Janet Coleman's two volume history of European political theorising, from the ancient Greeks to the Renaissance is the introduction which many have been waiting for.
In this volume, Coleman discusses the acknowledged great works of Greek, Roman, and early Christian writers to show how the historical contexts in which certain ideas about ethics and politics became dominant or fell from dominance, help to explain the ideas themselves. Throughout she draws on recent scholarly commentaries written by specialists in philosophy, contemporary political theory, classical languages and cultures, and on ancient and early Christian history and theology. Janet Coleman shows that the Greeks and Romans' arguments can be seen as logical and coherent if we can grasp the questions they thought it important to answer.

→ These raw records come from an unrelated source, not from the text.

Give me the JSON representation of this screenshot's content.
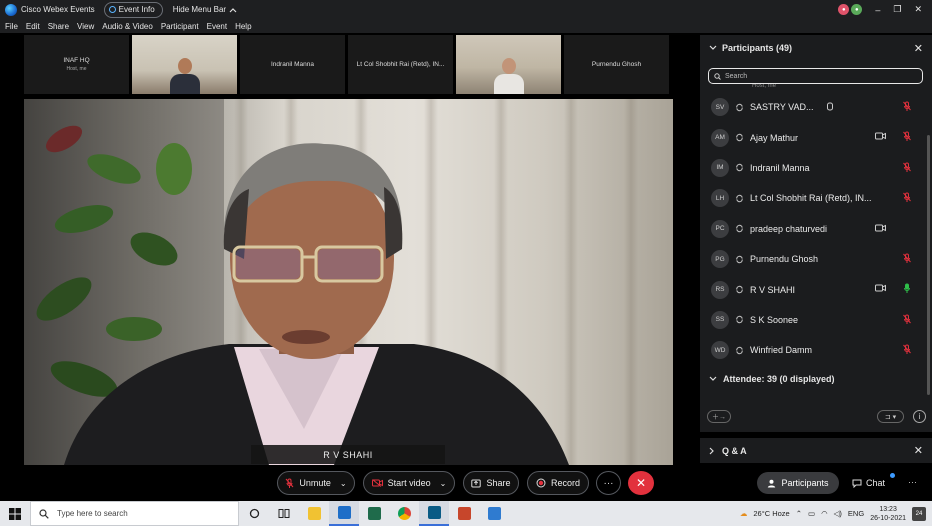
{
  "titlebar": {
    "title": "Cisco Webex Events",
    "event_info": "Event Info",
    "hide_menu": "Hide Menu Bar",
    "minimize": "–",
    "restore": "❐",
    "close": "✕"
  },
  "menu": [
    "File",
    "Edit",
    "Share",
    "View",
    "Audio & Video",
    "Participant",
    "Event",
    "Help"
  ],
  "thumbnails": [
    {
      "name": "INAF HQ",
      "sub": "Host, me"
    },
    {
      "name": "",
      "sub": ""
    },
    {
      "name": "Indranil Manna",
      "sub": ""
    },
    {
      "name": "Lt Col Shobhit Rai (Retd), IN...",
      "sub": ""
    },
    {
      "name": "",
      "sub": ""
    },
    {
      "name": "Purnendu Ghosh",
      "sub": ""
    }
  ],
  "main_video": {
    "speaker_label": "R V SHAHI"
  },
  "participants_panel": {
    "title": "Participants (49)",
    "search_placeholder": "Search",
    "clipped_row": "Host, me",
    "items": [
      {
        "initials": "SV",
        "name": "SASTRY VAD...",
        "cam": false,
        "mic": "muted",
        "hand": true
      },
      {
        "initials": "AM",
        "name": "Ajay Mathur",
        "cam": true,
        "mic": "muted",
        "hand": false
      },
      {
        "initials": "IM",
        "name": "Indranil Manna",
        "cam": false,
        "mic": "muted",
        "hand": false
      },
      {
        "initials": "LH",
        "name": "Lt Col Shobhit Rai (Retd), IN...",
        "cam": false,
        "mic": "muted",
        "hand": false
      },
      {
        "initials": "PC",
        "name": "pradeep chaturvedi",
        "cam": true,
        "mic": "none",
        "hand": false
      },
      {
        "initials": "PG",
        "name": "Purnendu Ghosh",
        "cam": false,
        "mic": "muted",
        "hand": false
      },
      {
        "initials": "RS",
        "name": "R V SHAHI",
        "cam": true,
        "mic": "active",
        "hand": false
      },
      {
        "initials": "SS",
        "name": "S K Soonee",
        "cam": false,
        "mic": "muted",
        "hand": false
      },
      {
        "initials": "WD",
        "name": "Winfried Damm",
        "cam": false,
        "mic": "muted",
        "hand": false
      }
    ],
    "attendee_label": "Attendee: 39 (0 displayed)"
  },
  "qa_panel": {
    "title": "Q & A"
  },
  "controls": {
    "unmute": "Unmute",
    "start_video": "Start video",
    "share": "Share",
    "record": "Record",
    "more": "···",
    "leave": "✕",
    "participants_tab": "Participants",
    "chat_tab": "Chat"
  },
  "taskbar": {
    "search_placeholder": "Type here to search",
    "weather": "26°C Hoze",
    "language": "ENG",
    "time": "13:23",
    "date": "26-10-2021",
    "notifications": "24"
  },
  "colors": {
    "panel_bg": "#1b1c1e",
    "leave_red": "#e2313d",
    "mic_muted": "#e2313d",
    "mic_active": "#2fbf4a",
    "accent_blue": "#3d9bff"
  }
}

Janet Coleman is the Professor of Ancient and Medieval Political Thought in the Government Department at the London School of Economics and Political Science. Previously she taught in the Politics Department at Exeter University and for the History Faculty of Cambridge University. She Studied at Yale University and at L'Ecole Pratique des Hautes Etudes, Paris. Her numerous publications include The Individual in Political Theory and Practice (ed. 1996), Ancient and Medieval Memories: Studies in the Reconstruction of the Past (1992), Against the State: Studies in Sedition and Rebellion (1990) and English Literature in History 1350-1400: Medieval Readers and Writers (1981). She is co-founder and co-editor of the international journal History of Political Thought.
"These volumes cover the scholarship of the last four decades with considerable care and in an impeccably cosmopolitan manner...in its second volume, the best single-volume history of medieval political thought to put into the hands of any intelligent and serious student...Coleman's History is a fine achievement and of clear use value throughout. It breathes the spirit of a very different epoch, while providing help for all of us who must deal, in our respective roles, with the ideas that it chronicles." John Dunn, University of Cambridge.